I tried to get the idea of "Network Access Protection" for the Internet on the agenda, at Microsoft, for 2 years. We already had the client mechanisms for evaluating health-status, and the signed messages for communicating that status.
I was working with big eCommerce and online finance companies. In my proposal, enforcement would be at site logon. Infected machines could not access account services or cart/profiles, etc. They'd get a re-direct to a clearing-house that would disassociate the online brand from the notice of infection. That protection site would have remediation resources.
In the end, we had some great discussions - but MS can't execute - and no one trusts 'em.
Now, Charney waves this thing around. AND WANTS ISPs TO BLACKHOLE clients! Way to go. I see this as another stealth control measure to create a defacto model for denying service. Today, it is a ZeuS infection - tomorrow an HDCP patched player or WikiLeaks cookie.

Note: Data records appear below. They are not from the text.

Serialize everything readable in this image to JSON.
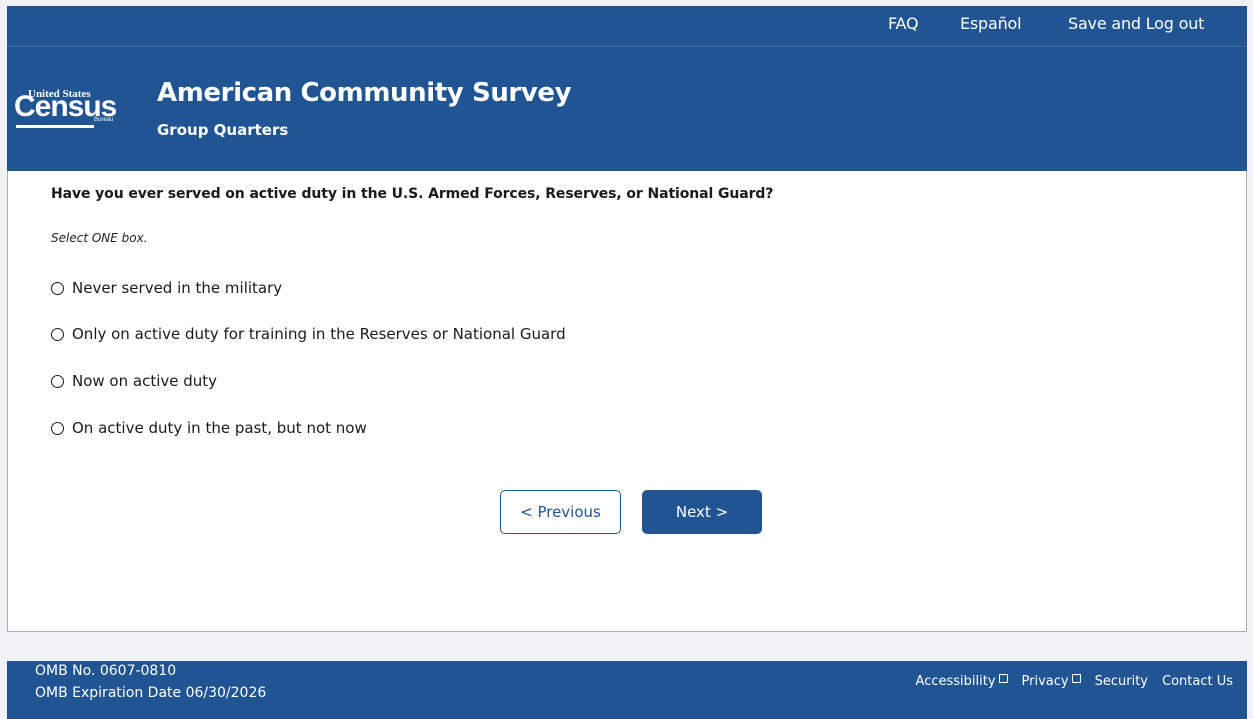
{
  "header": {
    "nav": {
      "faq": "FAQ",
      "espanol": "Español",
      "save_logout": "Save and Log out"
    },
    "logo": {
      "small_text": "United States",
      "big_text": "Census",
      "bureau_text": "Bureau"
    },
    "title": "American Community Survey",
    "subtitle": "Group Quarters"
  },
  "main": {
    "question": "Have you ever served on active duty in the U.S. Armed Forces, Reserves, or National Guard?",
    "instruction": "Select ONE box.",
    "options": [
      {
        "label": "Never served in the military",
        "selected": false
      },
      {
        "label": "Only on active duty for training in the Reserves or National Guard",
        "selected": false
      },
      {
        "label": "Now on active duty",
        "selected": false
      },
      {
        "label": "On active duty in the past, but not now",
        "selected": false
      }
    ],
    "previous_label": "< Previous",
    "next_label": "Next >"
  },
  "footer": {
    "omb_number": "OMB No. 0607-0810",
    "omb_expiration": "OMB Expiration Date 06/30/2026",
    "links": {
      "accessibility": "Accessibility",
      "privacy": "Privacy",
      "security": "Security",
      "contact": "Contact Us"
    }
  },
  "colors": {
    "brand_blue": "#205493",
    "page_background": "#f0f2f4",
    "text": "#1a1a1a"
  },
  "icons": {
    "external_link": "external-link-icon",
    "radio": "radio-unselected-icon"
  }
}
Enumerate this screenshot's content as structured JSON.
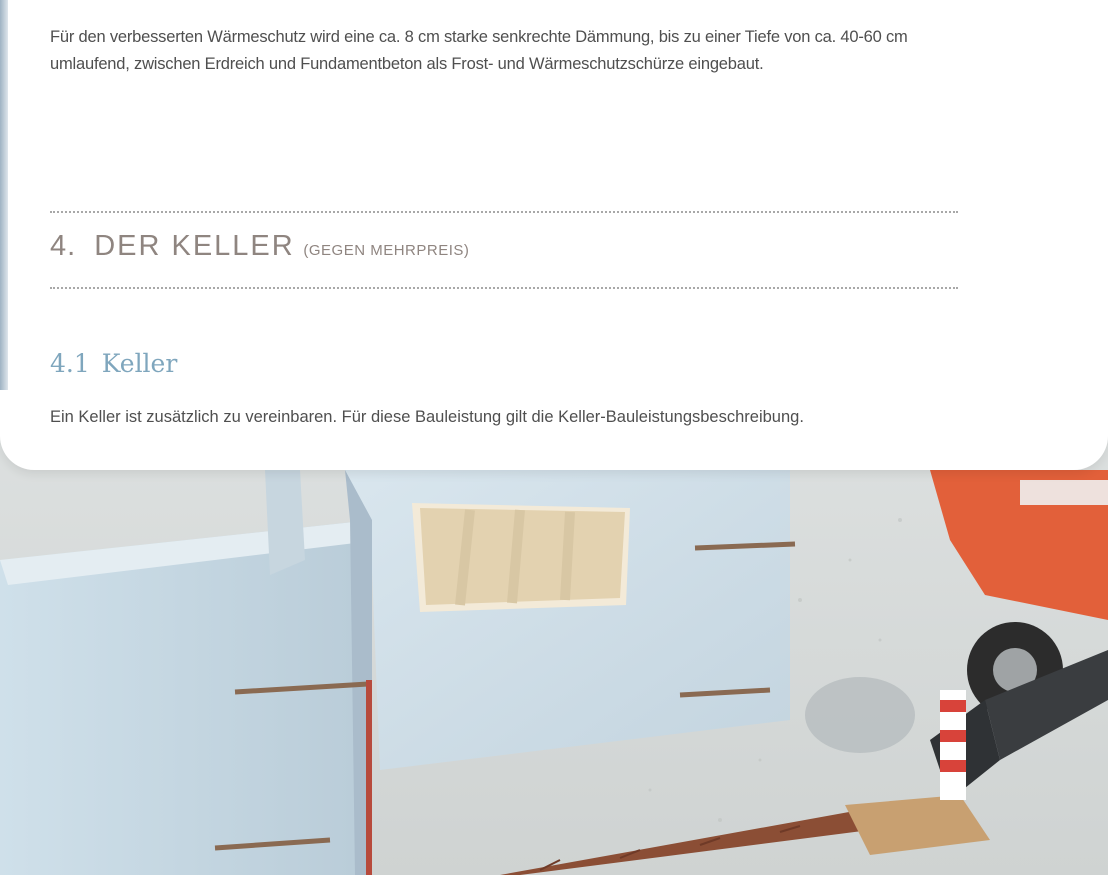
{
  "intro_paragraph": "Für den verbesserten Wärmeschutz wird eine ca. 8 cm starke senkrechte Dämmung, bis zu einer Tiefe von ca. 40-60 cm umlaufend, zwischen Erdreich und Fundamentbeton als Frost- und Wärmeschutzschürze eingebaut.",
  "section": {
    "number": "4.",
    "title": "DER KELLER",
    "note": "(GEGEN MEHRPREIS)"
  },
  "subsection": {
    "number": "4.1",
    "title": "Keller",
    "body": "Ein Keller ist zusätzlich zu vereinbaren. Für diese Bauleistung gilt die Keller-Bauleistungsbeschreibung."
  },
  "colors": {
    "section_heading": "#8f8580",
    "sub_heading": "#7fa6bd",
    "body_text": "#4f4f4f",
    "truck_orange": "#e2603a"
  },
  "photo_description_icon": "construction-site-photo"
}
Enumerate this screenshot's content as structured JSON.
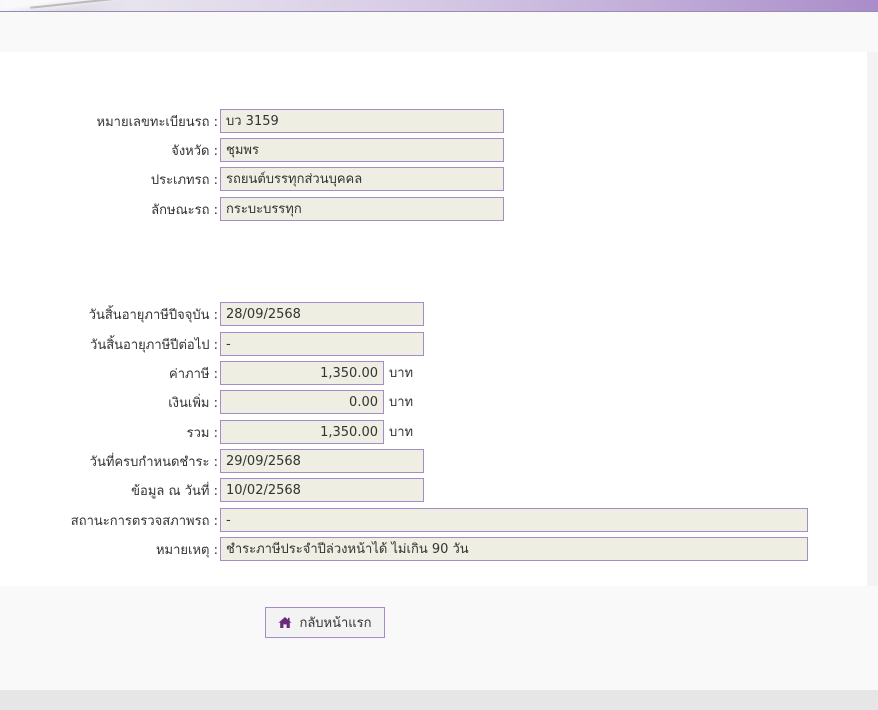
{
  "vehicle": {
    "plate_label": "หมายเลขทะเบียนรถ :",
    "plate_value": "บว 3159",
    "province_label": "จังหวัด :",
    "province_value": "ชุมพร",
    "type_label": "ประเภทรถ :",
    "type_value": "รถยนต์บรรทุกส่วนบุคคล",
    "body_label": "ลักษณะรถ :",
    "body_value": "กระบะบรรทุก"
  },
  "tax": {
    "current_expiry_label": "วันสิ้นอายุภาษีปีจจุบัน :",
    "current_expiry_value": "28/09/2568",
    "next_expiry_label": "วันสิ้นอายุภาษีปีต่อไป :",
    "next_expiry_value": "-",
    "tax_label": "ค่าภาษี :",
    "tax_value": "1,350.00",
    "surcharge_label": "เงินเพิ่ม :",
    "surcharge_value": "0.00",
    "total_label": "รวม :",
    "total_value": "1,350.00",
    "currency_unit": "บาท",
    "due_date_label": "วันที่ครบกำหนดชำระ :",
    "due_date_value": "29/09/2568",
    "data_as_of_label": "ข้อมูล ณ วันที่ :",
    "data_as_of_value": "10/02/2568",
    "inspection_label": "สถานะการตรวจสภาพรถ :",
    "inspection_value": "-",
    "remark_label": "หมายเหตุ :",
    "remark_value": "ชำระภาษีประจำปีล่วงหน้าได้ ไม่เกิน 90 วัน"
  },
  "actions": {
    "home_button_label": "กลับหน้าแรก",
    "home_icon": "home-icon"
  },
  "colors": {
    "field_bg": "#efeee2",
    "field_border": "#a58bc8",
    "icon_color": "#6a2c7a"
  }
}
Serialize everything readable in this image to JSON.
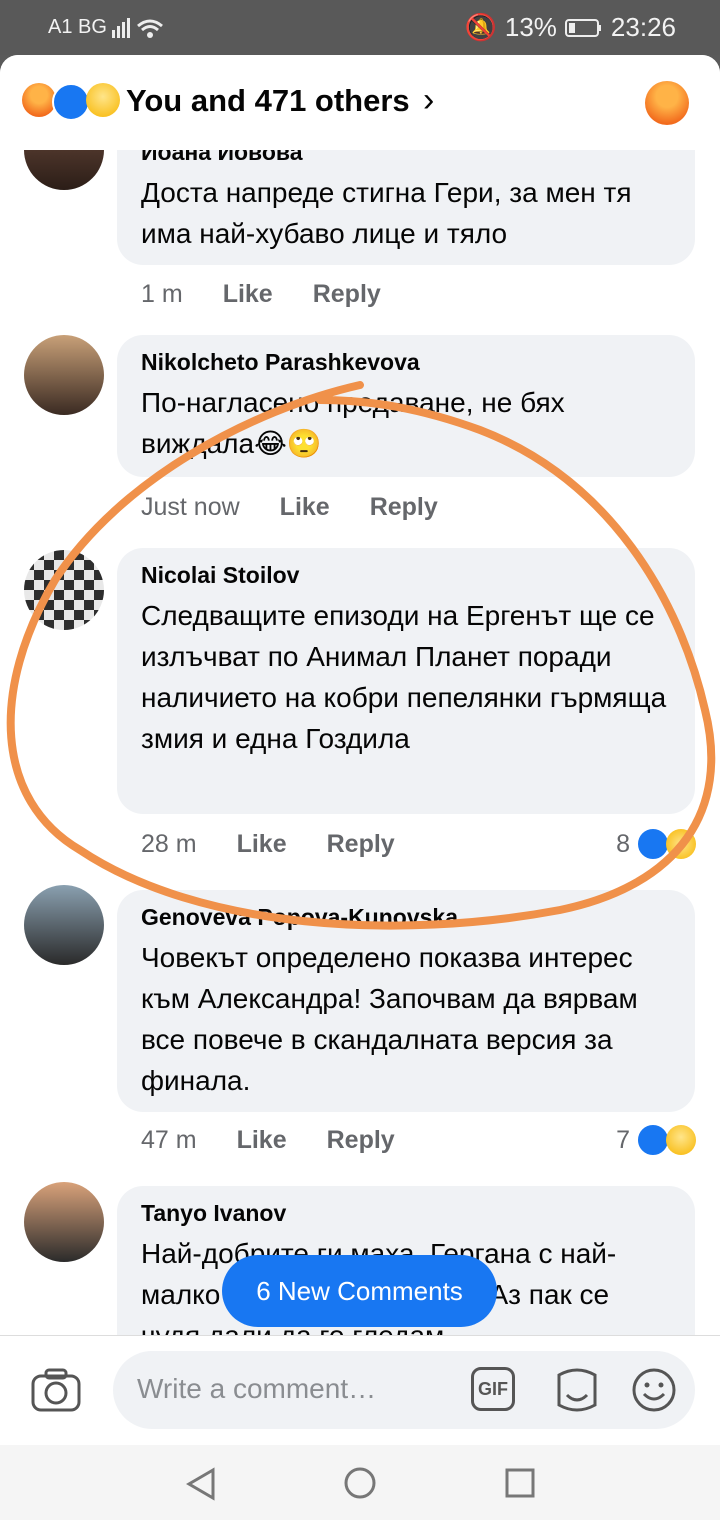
{
  "status": {
    "carrier": "A1 BG",
    "battery": "13%",
    "time": "23:26"
  },
  "header": {
    "title": "You and 471 others",
    "chevron": "›"
  },
  "comments": [
    {
      "name": "Иоана Йовова",
      "text": "Доста напреде стигна Гери, за мен тя има най-хубаво лице и тяло",
      "time": "1 m",
      "like": "Like",
      "reply": "Reply"
    },
    {
      "name": "Nikolcheto Parashkevova",
      "text": "По-нагласено предаване, не бях виждала😂🙄",
      "time": "Just now",
      "like": "Like",
      "reply": "Reply"
    },
    {
      "name": "Nicolai Stoilov",
      "text": "Следващите епизоди на Ергенът ще се излъчват по Анимал Планет поради наличието на кобри пепелянки гърмяща змия и една Гоздила",
      "time": "28 m",
      "like": "Like",
      "reply": "Reply",
      "reactions": "8"
    },
    {
      "name": "Genoveva Popova-Kunovska",
      "text": "Човекът определено показва интерес към Александра! Започвам да вярвам все повече в скандалната версия за финала.",
      "time": "47 m",
      "like": "Like",
      "reply": "Reply",
      "reactions": "7"
    },
    {
      "name": "Tanyo Ivanov",
      "text": "Най-добрите ги маха. Гергана с най-малко шансове си тръгна. Аз пак се чудя дали да го гледам",
      "time": "",
      "like": "",
      "reply": ""
    }
  ],
  "new_comments": "6 New Comments",
  "composer": {
    "placeholder": "Write a comment…",
    "gif": "GIF"
  },
  "colors": {
    "brand": "#1877f2",
    "annotation": "#f0914a"
  }
}
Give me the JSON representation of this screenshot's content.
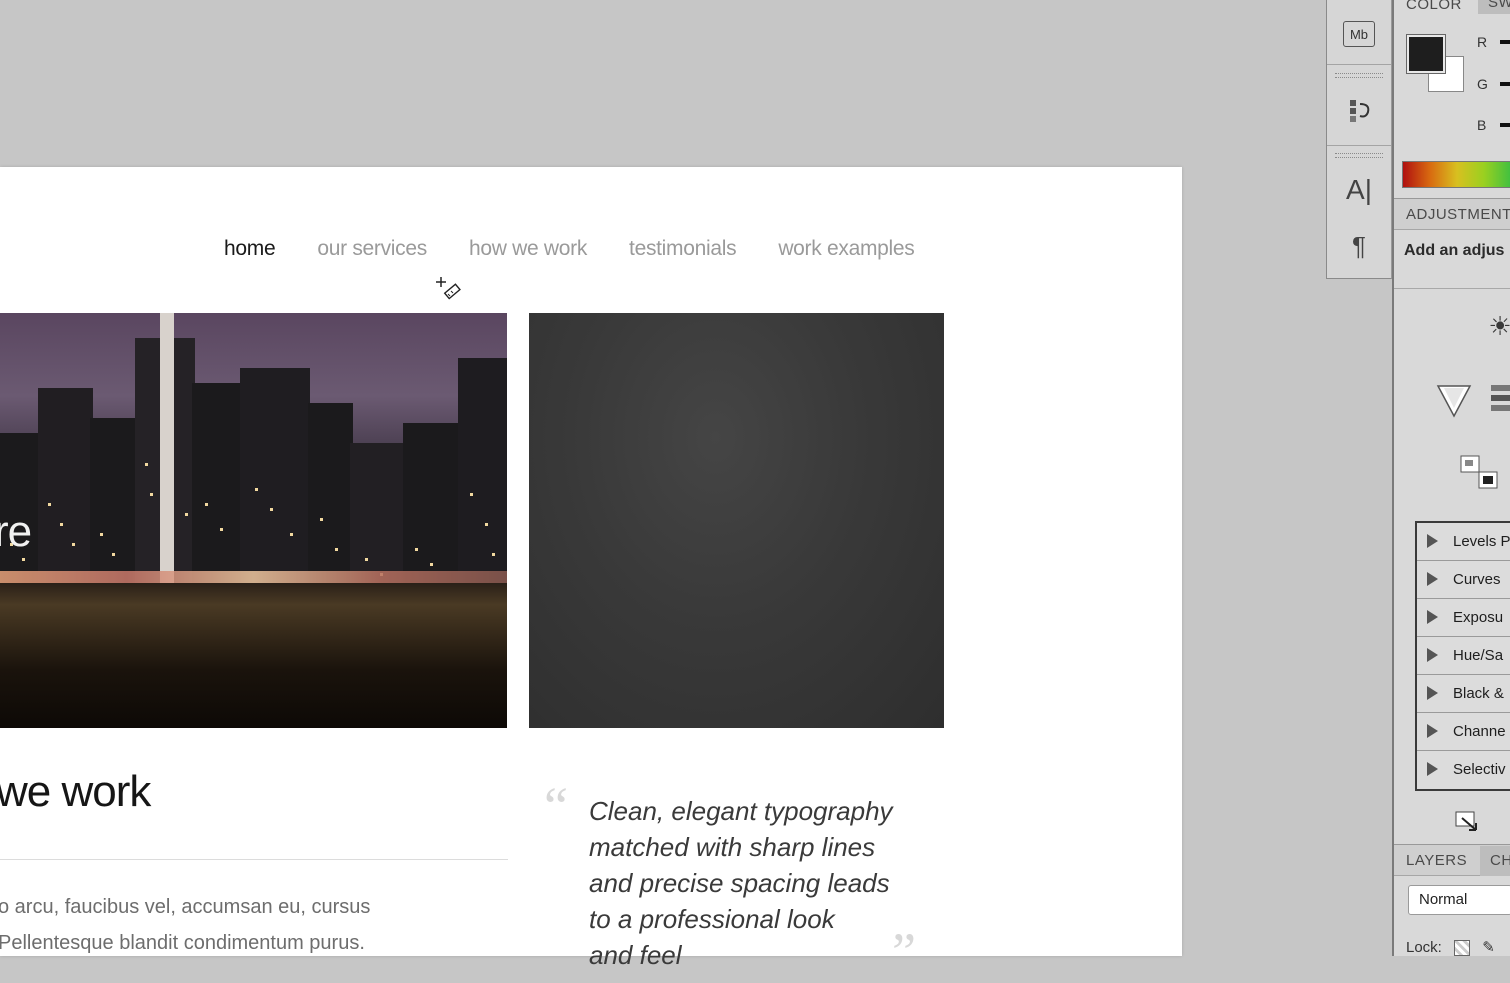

You get the idea. Stuff this genie back into the bottle.
"Flyin' in just a sweet place,
Never been known to fail..."
Where is the USDOJ when you need them to remind Microsoft about their recent trip down anti-trust lane? Not to mention a nasty little thing called "collusion" - whichever AV and PKI vendors are selected naturally benefit, and I imagine all the ISPs will have to agree to enforce this as well or suffer some consequence.
A framework like this makes two assumptions that spell doom for future innovation by free thinkers: Microsoft Windows on every consumer device that connects to the Internet and every device using "Microsoft approved/recognized security software." Not a bad approach at first blush since that describes a large part of the marketplace and at least 100% of the problem, but honestly - there are better ways to solve this than trying to fit the future Internet ecosystem into Ballmer's limited imagination.
Read the paper. Please. And look for it soon as a key exhibit at the next anti-trust action against Microsoft.